Setelah mendengar ini, Li Zhirui mengerti apa yang dipertimbangkan Da Qing ketika memilih Hukum, dan merasa sangat tersentuh. Dia berkata, “Kau tidak perlu mempertimbangkan aku dalam segala hal; kau harus memilih Hukum yang lebih cocok untukmu.”
“Hukum Kayu Dasar sangat cocok untukku,” jawab Da Qing.
Li Zhirui mendengar ini dan tidak berkomentar lebih lanjut, tetapi dalam hatinya, ia berencana untuk membalas budi dan berterima kasih kepada Da Qing dengan sepatutnya jika kesempatan itu muncul.

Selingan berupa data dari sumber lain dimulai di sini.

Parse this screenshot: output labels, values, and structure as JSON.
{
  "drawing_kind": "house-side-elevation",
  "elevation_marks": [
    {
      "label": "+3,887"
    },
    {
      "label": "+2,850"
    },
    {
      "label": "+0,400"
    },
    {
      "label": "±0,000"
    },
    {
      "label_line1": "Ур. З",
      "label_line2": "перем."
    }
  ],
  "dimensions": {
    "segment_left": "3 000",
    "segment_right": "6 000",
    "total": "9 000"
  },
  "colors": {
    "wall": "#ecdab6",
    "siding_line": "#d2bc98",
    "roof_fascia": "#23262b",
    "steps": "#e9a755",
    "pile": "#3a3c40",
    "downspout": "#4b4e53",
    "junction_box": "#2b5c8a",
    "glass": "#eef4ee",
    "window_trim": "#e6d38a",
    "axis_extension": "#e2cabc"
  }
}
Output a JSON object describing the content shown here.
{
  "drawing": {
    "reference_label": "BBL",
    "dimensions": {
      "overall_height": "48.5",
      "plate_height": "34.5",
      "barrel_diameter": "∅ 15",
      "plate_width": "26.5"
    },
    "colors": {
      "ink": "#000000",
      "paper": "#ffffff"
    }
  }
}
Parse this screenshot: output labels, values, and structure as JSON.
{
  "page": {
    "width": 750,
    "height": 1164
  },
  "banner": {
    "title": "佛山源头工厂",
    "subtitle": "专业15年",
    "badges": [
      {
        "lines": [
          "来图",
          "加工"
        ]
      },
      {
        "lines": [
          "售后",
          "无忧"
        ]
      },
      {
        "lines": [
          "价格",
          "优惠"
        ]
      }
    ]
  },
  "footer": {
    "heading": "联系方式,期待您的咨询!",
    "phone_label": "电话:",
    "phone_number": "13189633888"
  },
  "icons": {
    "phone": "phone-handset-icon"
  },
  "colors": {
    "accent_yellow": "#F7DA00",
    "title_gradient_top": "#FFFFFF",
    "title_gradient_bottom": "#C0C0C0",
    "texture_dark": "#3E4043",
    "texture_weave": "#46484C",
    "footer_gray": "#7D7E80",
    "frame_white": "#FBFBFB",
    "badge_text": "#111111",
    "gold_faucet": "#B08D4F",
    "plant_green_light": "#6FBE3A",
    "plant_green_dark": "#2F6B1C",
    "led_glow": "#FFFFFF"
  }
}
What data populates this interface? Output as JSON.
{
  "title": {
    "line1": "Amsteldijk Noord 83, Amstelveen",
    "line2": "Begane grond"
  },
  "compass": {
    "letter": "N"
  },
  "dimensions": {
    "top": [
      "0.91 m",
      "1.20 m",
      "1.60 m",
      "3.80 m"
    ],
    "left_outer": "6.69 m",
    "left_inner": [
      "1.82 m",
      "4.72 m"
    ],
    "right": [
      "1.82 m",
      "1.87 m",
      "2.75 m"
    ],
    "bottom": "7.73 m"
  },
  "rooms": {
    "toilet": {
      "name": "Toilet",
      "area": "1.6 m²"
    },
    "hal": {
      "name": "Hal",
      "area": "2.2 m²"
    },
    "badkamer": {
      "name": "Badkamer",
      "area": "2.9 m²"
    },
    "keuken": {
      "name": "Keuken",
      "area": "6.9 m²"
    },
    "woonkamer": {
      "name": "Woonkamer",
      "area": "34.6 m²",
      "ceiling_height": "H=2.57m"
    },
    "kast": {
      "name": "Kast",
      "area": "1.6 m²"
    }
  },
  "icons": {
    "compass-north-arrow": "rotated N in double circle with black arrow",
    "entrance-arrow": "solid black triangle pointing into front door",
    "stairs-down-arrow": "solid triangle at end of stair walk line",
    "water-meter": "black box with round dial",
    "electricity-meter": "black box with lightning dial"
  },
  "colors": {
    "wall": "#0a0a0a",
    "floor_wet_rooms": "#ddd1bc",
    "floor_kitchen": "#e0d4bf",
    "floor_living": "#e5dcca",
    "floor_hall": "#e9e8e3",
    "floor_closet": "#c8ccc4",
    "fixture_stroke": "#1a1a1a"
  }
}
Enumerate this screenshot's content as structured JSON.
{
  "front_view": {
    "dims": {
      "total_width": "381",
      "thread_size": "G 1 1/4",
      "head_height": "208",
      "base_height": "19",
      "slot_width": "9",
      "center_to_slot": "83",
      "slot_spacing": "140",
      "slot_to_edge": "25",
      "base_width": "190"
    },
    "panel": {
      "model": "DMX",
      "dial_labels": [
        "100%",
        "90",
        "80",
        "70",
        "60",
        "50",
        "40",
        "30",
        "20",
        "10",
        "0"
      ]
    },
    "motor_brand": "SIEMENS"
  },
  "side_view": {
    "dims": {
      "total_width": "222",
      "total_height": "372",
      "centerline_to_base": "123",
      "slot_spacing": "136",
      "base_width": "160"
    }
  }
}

Dengan cepat mengumpulkan pikirannya yang berserakan, Li Zhirui berdiskusi dengan Da Qing tentang masalah yang mungkin timbul selama kultivasi dan hal-hal yang perlu diperhatikan.
Keduanya berdiskusi selama hampir setengah bulan.
Da Qing secara garis besar memperjelas pemahamannya tentang kultivasi Transformasi Ilahi, sedangkan melalui proses ini, Li Zhirui memperdalam pemahamannya tentang jalur kultivasinya sendiri.
“Jiu, terobosan terbaruku telah membangkitkan warisan garis keturunan baru.”
“Oh?”
Da Qing merangkai kata-katanya dan berkata, “Dari kenaikan dari Alam Asal Mendalam ke Seribu Dunia Tengah, ada satu yang disebut Lima Alam Campuran. Menurut ingatan leluhur, alam ini sangat kacau, berbeda dengan dominasi absolut Tao Abadi di Alam Asal Mendalam. Tao Iblis, Tao Abadi, dan Ras Iblis kurang lebih sama kuatnya dan sering berperang.”
“Namun, Lima Alam Campuran telah mencapai batas Seribu Dunia Tengah ribuan tahun yang lalu dan sangat mungkin untuk maju ke status Seribu Dunia Agung.”
Setelah mendengar perkataan Da Qing, Li Zhirui tak kuasa menahan diri untuk tidak mengerutkan kening.
Lingkungan Lima Alam Campuran sama sekali tidak cocok untuk Kultivator Lianxu yang baru saja naik tingkat!
Atau lebih tepatnya, itu tidak cocok untuk kultivator seperti Li Zhirui, yang tidak memiliki dukungan dan merupakan Kultivator Lianxu pertama yang naik dari Dunia Seribu Kecil.
Jika memang demikian, dia harus mempertimbangkan masalah ini dengan serius ketika dia naik ke Alam Atas di masa depan, pikir Li Zhirui dalam hati.
Tentu saja, ingatan leluhur Da Qing berasal dari ribuan tahun yang lalu, dan mungkin saja setelah sekian tahun, situasi di Lima Alam Campuran telah berubah.